The monstrous Baba Yaga, a trickster witch of disastrous proportions, has been working alone for years, terrorizing the town she frequents. She kidnaps children and then threatens to eat those who behave badly. Now, however, she has a problem: she has too much work. She needs an assistant. In a spur-of-the-moment decision, she puts an ad in the local newspaper. And, to her great surprise, a young girl named Masha stumbles upon her walking house. This is the story of how they learn to work together, and how appearances aren’t always as they seem.
This book is absolutely wonderful! The writing style is superb. Each sentence helps to spur the story onward, and helps keep the plot moving at a good pace. The art style is beautiful. With thin black lines and light shading, the art brings this gritty feel to the book that helps to reinforce the idea that the situations that happen during the story are not to be sought after by the faint-of-heart.

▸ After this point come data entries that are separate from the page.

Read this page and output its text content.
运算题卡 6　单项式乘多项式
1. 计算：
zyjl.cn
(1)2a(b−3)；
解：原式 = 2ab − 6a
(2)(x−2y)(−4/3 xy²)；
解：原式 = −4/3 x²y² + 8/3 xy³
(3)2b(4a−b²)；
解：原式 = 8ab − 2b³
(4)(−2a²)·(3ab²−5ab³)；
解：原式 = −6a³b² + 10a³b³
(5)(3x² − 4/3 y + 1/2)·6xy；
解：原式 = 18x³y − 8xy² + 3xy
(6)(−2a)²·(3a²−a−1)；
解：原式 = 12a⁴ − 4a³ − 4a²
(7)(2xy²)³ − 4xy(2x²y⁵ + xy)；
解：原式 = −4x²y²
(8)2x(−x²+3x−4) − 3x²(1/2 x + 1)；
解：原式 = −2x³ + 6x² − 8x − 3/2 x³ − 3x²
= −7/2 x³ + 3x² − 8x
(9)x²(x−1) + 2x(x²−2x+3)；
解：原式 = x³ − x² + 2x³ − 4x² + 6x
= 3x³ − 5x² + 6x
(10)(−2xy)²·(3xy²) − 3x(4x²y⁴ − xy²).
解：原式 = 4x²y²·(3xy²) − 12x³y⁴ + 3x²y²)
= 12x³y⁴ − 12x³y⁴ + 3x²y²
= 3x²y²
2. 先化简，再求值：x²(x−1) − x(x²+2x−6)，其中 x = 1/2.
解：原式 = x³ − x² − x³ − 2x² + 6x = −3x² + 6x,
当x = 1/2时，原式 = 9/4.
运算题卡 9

The color palette used is lovely, as well; using autumnal coloring (reds, oranges, yellows, browns, tans, and creams) and colder colors to offset these (blues, greens, and purples), the color palette used in this graphic novel spans the entire rainbow, and uses each color and shade to its fullest potential. The characterization is marvelous, as well. Masha and Baba Yaga, our two main characters, are beautifully fleshed-out and three-dimensional. Their actions make complete sense and are realistic in nature. Even smaller characters – such as Baba Yaga’s house, the bear, Matryoshka, Danielle, Jenny, and Masha’s family members – are all very well-written and seem real, even if they are not quite as three-dimensional as the two main characters. The verisimilitude of the story is on-point throughout the entire novel – nothing that happens seems out-of-the-ordinary for the world in which the happenings take place.
Overall, I loved this fun-filled, fast-paced graphic novel. This book transcends age-restrictions, as nearly anyone of any age can enjoy this lovely story. I look forward to reading more from Marika McCoola and Emily Carroll, and in the meantime, I will continue to re-read this lovely tale about a terrible witch and her brave assistant.